Caution: If you want to see the movie, you should make your own choice whether or not to read what they whispered.

Both of them reply with: “Don't fear them. We are going to kill them all.”

The way I see it, The Kingdom is a rather typical, American war movie. I personally agree with the negative critics that (once again) Americans celebrate themselves with with movie and lots of action and Islamic people, like so many times recently in real life as well as in movies, are used as representation as evil. There are exceptions in The Kingdom, but they are, in my opinion, almost meaningless. Americans are the greatest and Islam and Islamic people are the enemies. I find that very sad, unnecessary and needless in the end. That was the case back then when I watched it already and in sight of the current conflicts, in which America (once again) is involved, even more so. I watched the movie once, because I wanted to sort of see the pictures to the soundtrack and the last line impressed me a lot. It's the meaninglessness of war in a nutshell in a very good way, for me anyway.

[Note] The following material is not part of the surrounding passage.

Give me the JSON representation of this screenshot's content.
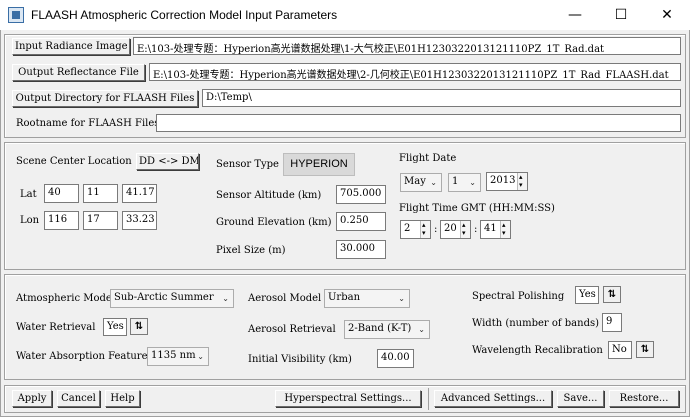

A few final words now about the soundtrack: Danny Elfman is mostly known for his collaboration with Tim Burton and his movies. The soundtrack here is very different. Very electronic, mostly simply to be called loud pieces alternate with calm (electric) guitar sounds. The latter has much more melody and structure. A very unusual mix, which one would probably not necessarily listen to a lot. The electronic tracks fit probably mainly with the movie, than for listening to them just like that. The guitar tracks remind me personally a bit in their way they are of the soundtrack of “Thelma & Louise” by Hans Zimmer.